By Kim Thistle
Any gardener who has young children knows the challenge of trying to keep their attention long enough to get a few things done in the garden. With my own children, I would try to get them to help me plant seeds and small plants in the vegetable patch - to no avail. Their attention span lasted approximately 30 seconds. Most of my gardening was done with a headlamp after they were gone to bed. The slugs and I would spend time getting acquainted after dark.
If the Time Fairy were to let me relive those years, there are a few things I would do differently. Maybe approaching gardening with children the following ways would have reaped more success for me and the kids.
• Have the garden prepared beforehand so that they do not have to take part in the tedious weeding and soil turning.
• Introduce them to worms and help them to understand the importance of these invertebrates. They could build a worm farm while you are getting the carrot seed in the ground. To learn how, google “How to make a worm farm? “ by Penguin books and read the resulting www.Penguin.co.uk article.
• Let them help with the large seed. Peas are a good choice. Plant the edible pod type, but also make sure you grow the types with a zipper - the ones that open up with peas inside. What child could resist eating something that they can “unbox”?
• Grow pumpkins. They take up a large area, but are worth the reward. Try carving a face or a child’s name into the skin when it is small and watch it grow with the fruit! How cool is that? After harvesting, make a pie with the flesh and roast the seeds to show the kids how many uses a pumpkin can have.
• Ya gotta have sunflowers. Try a variety of sizes and colours.
• Grow cherry tomatoes. Try the bumble bee types and grow the three different colours: pink, sunrise and purple.
• Strawberries are a must. It is interesting to show how the seeds grow on the outside of the fruit.
• Carrots, of course. A child’s garden is not complete without carrots. Try the rainbow type: it is neat for them to learn that carrots do not HAVE to be orange.
• Give your child a small plot of their own, but don’t judge them on it. No nagging. Keep it small and underwhelming.
• Let them have real tools. Toy tools are ineffective and will only discourage a budding gardener.
• Teach them that not all bugs are bad; in fact, most are good guys, like Spiderman.
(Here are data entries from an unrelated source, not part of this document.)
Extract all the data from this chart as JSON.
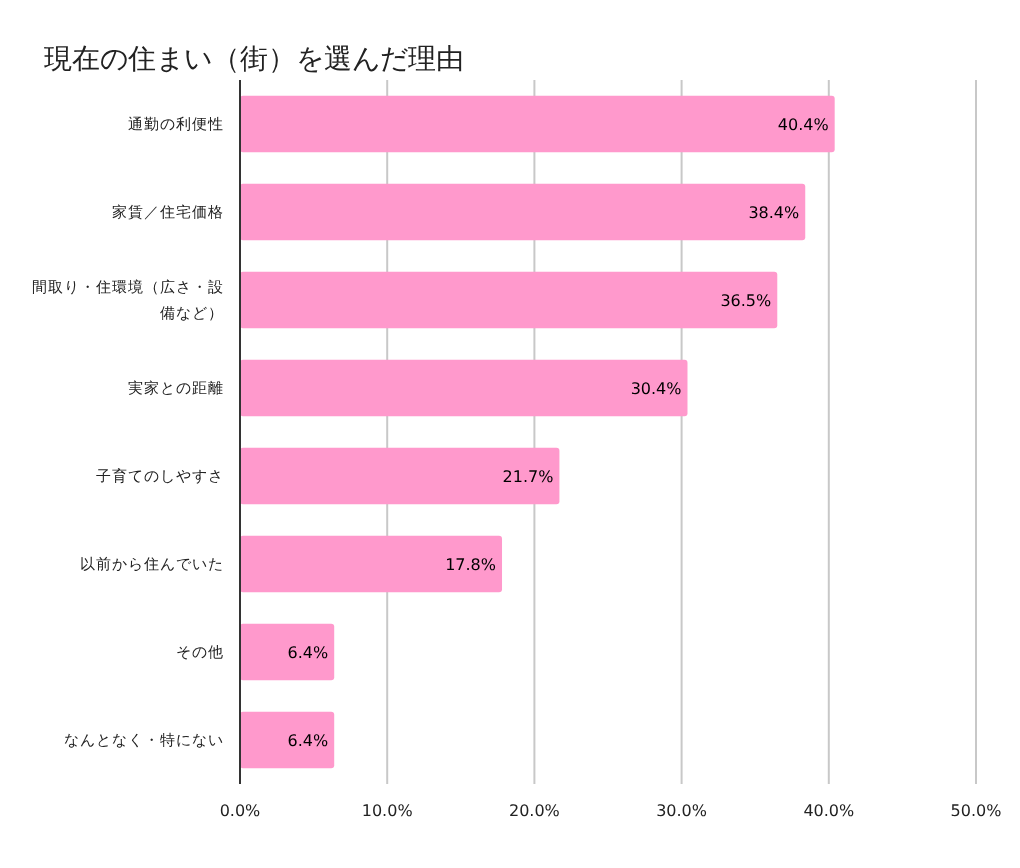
{
  "chart_data": {
    "type": "bar",
    "orientation": "horizontal",
    "title": "現在の住まい（街）を選んだ理由",
    "categories": [
      "通勤の利便性",
      "家賃／住宅価格",
      "間取り・住環境（広さ・設備など）",
      "実家との距離",
      "子育てのしやすさ",
      "以前から住んでいた",
      "その他",
      "なんとなく・特にない"
    ],
    "values": [
      40.4,
      38.4,
      36.5,
      30.4,
      21.7,
      17.8,
      6.4,
      6.4
    ],
    "value_labels": [
      "40.4%",
      "38.4%",
      "36.5%",
      "30.4%",
      "21.7%",
      "17.8%",
      "6.4%",
      "6.4%"
    ],
    "color": "#ff99cc",
    "xlim": [
      0,
      50
    ],
    "xticks": [
      {
        "value": 0,
        "label": "0.0%"
      },
      {
        "value": 10,
        "label": "10.0%"
      },
      {
        "value": 20,
        "label": "20.0%"
      },
      {
        "value": 30,
        "label": "30.0%"
      },
      {
        "value": 40,
        "label": "40.0%"
      },
      {
        "value": 50,
        "label": "50.0%"
      }
    ],
    "grid": "x"
  }
}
If you don’t like bugs, take a deep breath and try to hide it; it’s best to avoid instilling your own fears in your child.
• Choose a location in full sun with good soil, to help avoid failure.
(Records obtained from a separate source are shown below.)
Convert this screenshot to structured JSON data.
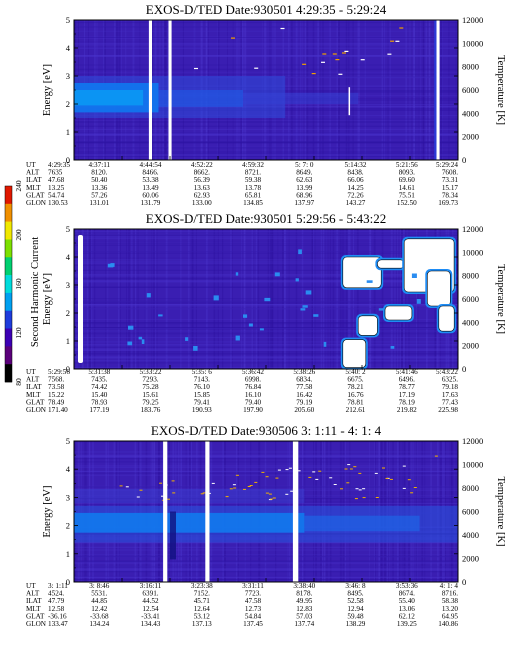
{
  "chart_data": [
    {
      "type": "heatmap",
      "title": "EXOS-D/TED   Date:930501  4:29:35 - 5:29:24",
      "ylabel": "Energy [eV]",
      "y2label": "Temperature [K]",
      "ylim": [
        0,
        5
      ],
      "y2lim": [
        0,
        12000
      ],
      "yticks": [
        "0",
        "1",
        "2",
        "3",
        "4",
        "5"
      ],
      "y2ticks": [
        "0",
        "2000",
        "4000",
        "6000",
        "8000",
        "10000",
        "12000"
      ],
      "data_gaps_percent_of_time": [
        [
          19.5,
          20.3
        ],
        [
          24.6,
          25.4
        ],
        [
          94.4,
          95.2
        ]
      ],
      "band_description": "enhanced 2nd harmonic current band near 1.9-2.6 eV early in pass, fading later",
      "ephemeris": {
        "labels": [
          "UT",
          "ALT",
          "ILAT",
          "MLT",
          "GLAT",
          "GLON"
        ],
        "columns": [
          [
            "4:29:35",
            "7635",
            "47.68",
            "13.25",
            "54.74",
            "130.53"
          ],
          [
            "4:37:11",
            "8120.",
            "50.40",
            "13.36",
            "57.26",
            "131.01"
          ],
          [
            "4:44:54",
            "8466.",
            "53.38",
            "13.49",
            "60.06",
            "131.79"
          ],
          [
            "4:52:22",
            "8662.",
            "56.39",
            "13.63",
            "62.93",
            "133.00"
          ],
          [
            "4:59:32",
            "8721.",
            "59.38",
            "13.78",
            "65.81",
            "134.85"
          ],
          [
            "5: 7: 0",
            "8649.",
            "62.63",
            "13.99",
            "68.96",
            "137.97"
          ],
          [
            "5:14:32",
            "8438.",
            "66.06",
            "14.25",
            "72.26",
            "143.27"
          ],
          [
            "5:21:56",
            "8093.",
            "69.60",
            "14.61",
            "75.51",
            "152.50"
          ],
          [
            "5:29:24",
            "7608.",
            "73.31",
            "15.17",
            "78.34",
            "169.73"
          ]
        ]
      }
    },
    {
      "type": "heatmap",
      "title": "EXOS-D/TED   Date:930501  5:29:56 - 5:43:22",
      "ylabel": "Energy [eV]",
      "y2label": "Temperature [K]",
      "ylim": [
        0,
        5
      ],
      "y2lim": [
        0,
        12000
      ],
      "yticks": [
        "0",
        "1",
        "2",
        "3",
        "4",
        "5"
      ],
      "y2ticks": [
        "0",
        "2000",
        "4000",
        "6000",
        "8000",
        "10000",
        "12000"
      ],
      "colorbar": {
        "label": "Second Harmonic Current",
        "ticks": [
          "80",
          "120",
          "160",
          "200",
          "240"
        ],
        "colors": [
          "#000000",
          "#5a007a",
          "#3c00b4",
          "#1e3cdc",
          "#00a0f0",
          "#00dcdc",
          "#00d070",
          "#7ce000",
          "#f0e800",
          "#f09000",
          "#e01800"
        ]
      },
      "ephemeris": {
        "labels": [
          "UT",
          "ALT",
          "ILAT",
          "MLT",
          "GLAT",
          "GLON"
        ],
        "columns": [
          [
            "5:29:56",
            "7568.",
            "73.58",
            "15.22",
            "78.49",
            "171.40"
          ],
          [
            "5:31:38",
            "7435.",
            "74.42",
            "15.40",
            "78.93",
            "177.19"
          ],
          [
            "5:33:22",
            "7293.",
            "75.28",
            "15.61",
            "79.25",
            "183.76"
          ],
          [
            "5:35: 6",
            "7143.",
            "76.10",
            "15.85",
            "79.41",
            "190.93"
          ],
          [
            "5:36:42",
            "6998.",
            "76.84",
            "16.10",
            "79.40",
            "197.90"
          ],
          [
            "5:38:26",
            "6834.",
            "77.58",
            "16.42",
            "79.19",
            "205.60"
          ],
          [
            "5:40: 2",
            "6675.",
            "78.21",
            "16.76",
            "78.81",
            "212.61"
          ],
          [
            "5:41:46",
            "6496.",
            "78.77",
            "17.19",
            "78.19",
            "219.82"
          ],
          [
            "5:43:22",
            "6325.",
            "79.18",
            "17.63",
            "77.43",
            "225.98"
          ]
        ]
      }
    },
    {
      "type": "heatmap",
      "title": "EXOS-D/TED   Date:930506  3: 1:11 - 4: 1: 4",
      "ylabel": "Energy [eV]",
      "y2label": "Temperature [K]",
      "ylim": [
        0,
        5
      ],
      "y2lim": [
        0,
        12000
      ],
      "yticks": [
        "0",
        "1",
        "2",
        "3",
        "4",
        "5"
      ],
      "y2ticks": [
        "0",
        "2000",
        "4000",
        "6000",
        "8000",
        "10000",
        "12000"
      ],
      "data_gaps_percent_of_time": [
        [
          23.2,
          24.3
        ],
        [
          34.2,
          35.3
        ],
        [
          57.0,
          58.4
        ]
      ],
      "band_description": "strong 2nd harmonic current band near 1.8-2.5 eV throughout pass",
      "ephemeris": {
        "labels": [
          "UT",
          "ALT",
          "ILAT",
          "MLT",
          "GLAT",
          "GLON"
        ],
        "columns": [
          [
            "3: 1:11",
            "4524.",
            "47.79",
            "12.58",
            "-36.16",
            "133.47"
          ],
          [
            "3: 8:46",
            "5531.",
            "44.85",
            "12.42",
            "-33.68",
            "134.24"
          ],
          [
            "3:16:11",
            "6391.",
            "44.52",
            "12.54",
            "-33.41",
            "134.43"
          ],
          [
            "3:23:38",
            "7152.",
            "45.71",
            "12.64",
            "53.12",
            "137.13"
          ],
          [
            "3:31:11",
            "7723.",
            "47.58",
            "12.73",
            "54.84",
            "137.45"
          ],
          [
            "3:38:40",
            "8178.",
            "49.95",
            "12.83",
            "57.03",
            "137.74"
          ],
          [
            "3:46: 8",
            "8495.",
            "52.58",
            "12.94",
            "59.48",
            "138.29"
          ],
          [
            "3:53:36",
            "8674.",
            "55.40",
            "13.06",
            "62.12",
            "139.25"
          ],
          [
            "4: 1: 4",
            "8716.",
            "58.38",
            "13.20",
            "64.95",
            "140.86"
          ]
        ]
      }
    }
  ]
}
• Provide a watering can versus a hose. A watering can has a finite amount of water and you can talk about conservation and the value of every drop. You will find that watering will be their favourite part of gardening.
• Make a teepee out of branches for peas and beans to climb on. These also provide great play houses for little ones. Find inspiration for this at www.GardeningKnowHow.com (search the site for “children’s bean teepee.”)
• Push their imagination into fantasy with fairy legends. Build a fairy garden in the middle of the patch. Try handmaking houses, doors, chairs, swings and so forth with popsicle sticks. (The kids will love eating the popsicles for you!) Integrating tiny flowers will make a big impression.
• Be sure to have some flowers that attract pollinators; use them to teach your child about the importance of having insects to pollinate your plants. Without them, plants would need to be pollinated by hand. Fruit farmers in China are forced to pollinate by hand due to the heavy use of pesticides, and often children have to climb to the tops of trees to get to the hard parts. Educate yourself on this topic and teach your children so that they will understand the importance of trying organic methods first. (www.MyBeeline.co has a story about this.)
• Take photos to document the gardening progress from start to finish. Share them with the grandparents so that they can make a fuss. It’s good reinforcement for the children’s efforts.
• Harvest time is the culmination of all the hard work. Help the children with a simple recipe that uses some of the foods they’ve grown.
If we can get young children interested at this stage of their lives, we help build a culture of sustainability for our families, communities and regions. Encourage daycares to embrace an outdoor program and integrate painting and crafts with gardening. Encourage and volunteer for your school’s green thumb program and spice up their education experience.
Lastly, make our food have value from the seed to the plate. It’s a tragic outcome when young children cannot recognize a fruit or vegetable in its raw form and believe that food comes from supermarkets versus farms and gardens.
Plan your children’s gardening introduction now, and work your plan by evolving their experience year after year. Oh… and have fun. It’s contagious!